The cladding and paneling range, called Kebony Shou Sugi Ban by Delta Millworks, utilizes the Japanese techniques of burning, brushing or pre-weathering timber to provide a wood cladding product. This manufacturing process of Kebony has been used in the U.K. for the past eight years and will now be available for projects in the U.S., produced through Delta Millworks.
Shou Sugi Ban is a Japanese term which translates to “burnt cedar board.” Historically, Japanese carpenters sourced driftwood from the coastlines of Japan, both for its durability and distressed appearance, after being subjected to salt water and harsh weather conditions. Over time, it became difficult to source this driftwood due to high demand for such a hardwearing product. As a result, Japanese carpenters chose to create the desired effect by burning or weathering timber to give the original wood a charred and fragile finish.
Kebony Shou Sugi Ban by Delta Millworks cladding and paneling products are available in various styles using Kebony Clear products, each differing in textured grain and tonal palette. Delta is offering Kebony Noroshi Gator and the Kebony Noroshi Half Gator. Both are reminiscent of the Japanese style of this finishing process, with a heavy layer of char that protects the wood. Delta plans to roll out more Shou Sugi Ban products in Kebony.

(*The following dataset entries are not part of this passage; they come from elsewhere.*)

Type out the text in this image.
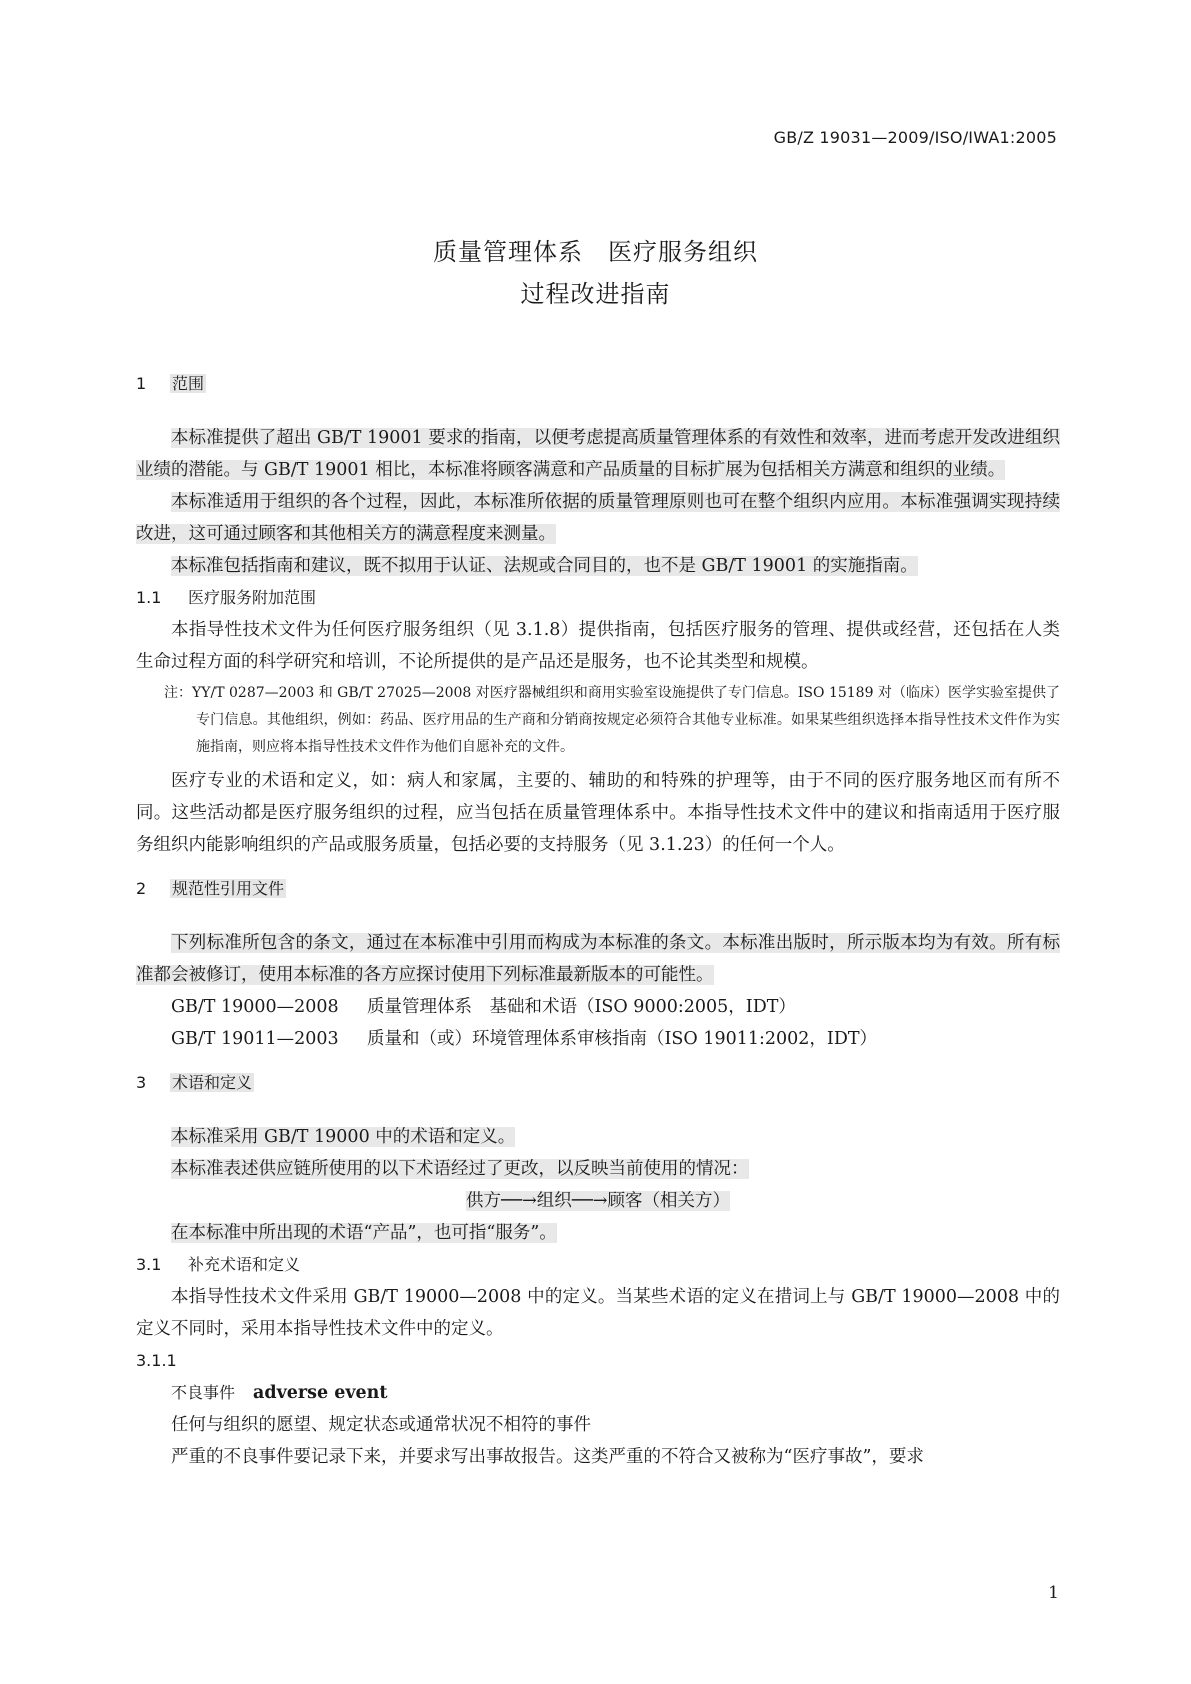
GB/Z 19031—2009/ISO/IWA1:2005
质量管理体系　医疗服务组织
过程改进指南
1 范围

本标准提供了超出 GB/T 19001 要求的指南，以便考虑提高质量管理体系的有效性和效率，进而考虑开发改进组织业绩的潜能。与 GB/T 19001 相比，本标准将顾客满意和产品质量的目标扩展为包括相关方满意和组织的业绩。

本标准适用于组织的各个过程，因此，本标准所依据的质量管理原则也可在整个组织内应用。本标准强调实现持续改进，这可通过顾客和其他相关方的满意程度来测量。

本标准包括指南和建议，既不拟用于认证、法规或合同目的，也不是 GB/T 19001 的实施指南。

1.1 医疗服务附加范围

本指导性技术文件为任何医疗服务组织（见 3.1.8）提供指南，包括医疗服务的管理、提供或经营，还包括在人类生命过程方面的科学研究和培训，不论所提供的是产品还是服务，也不论其类型和规模。

注：YY/T 0287—2003 和 GB/T 27025—2008 对医疗器械组织和商用实验室设施提供了专门信息。ISO 15189 对（临床）医学实验室提供了专门信息。其他组织，例如：药品、医疗用品的生产商和分销商按规定必须符合其他专业标准。如果某些组织选择本指导性技术文件作为实施指南，则应将本指导性技术文件作为他们自愿补充的文件。

医疗专业的术语和定义，如：病人和家属，主要的、辅助的和特殊的护理等，由于不同的医疗服务地区而有所不同。这些活动都是医疗服务组织的过程，应当包括在质量管理体系中。本指导性技术文件中的建议和指南适用于医疗服务组织内能影响组织的产品或服务质量，包括必要的支持服务（见 3.1.23）的任何一个人。

2 规范性引用文件

下列标准所包含的条文，通过在本标准中引用而构成为本标准的条文。本标准出版时，所示版本均为有效。所有标准都会被修订，使用本标准的各方应探讨使用下列标准最新版本的可能性。

GB/T 19000—2008 质量管理体系　基础和术语（ISO 9000:2005，IDT）
GB/T 19011—2003 质量和（或）环境管理体系审核指南（ISO 19011:2002，IDT）
3 术语和定义

本标准采用 GB/T 19000 中的术语和定义。

本标准表述供应链所使用的以下术语经过了更改，以反映当前使用的情况：

供方──→组织──→顾客（相关方）

在本标准中所出现的术语“产品”，也可指“服务”。

3.1 补充术语和定义

本指导性技术文件采用 GB/T 19000—2008 中的定义。当某些术语的定义在措词上与 GB/T 19000—2008 中的定义不同时，采用本指导性技术文件中的定义。

3.1.1
不良事件 adverse event

任何与组织的愿望、规定状态或通常状况不相符的事件

严重的不良事件要记录下来，并要求写出事故报告。这类严重的不符合又被称为“医疗事故”，要求

1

Despite these variations caused by charring, Kebony Shou Sugi Ban cladding offers the same sustainability and performance characteristics as other Kebony products. The wood is treated with a bio-based liquid that, after it is cured, provides a combination of durability and dimensional stability. The patented process results in wood cell walls that are about 50 percent thicker and provide a hardness that rivals the best tropical hardwoods.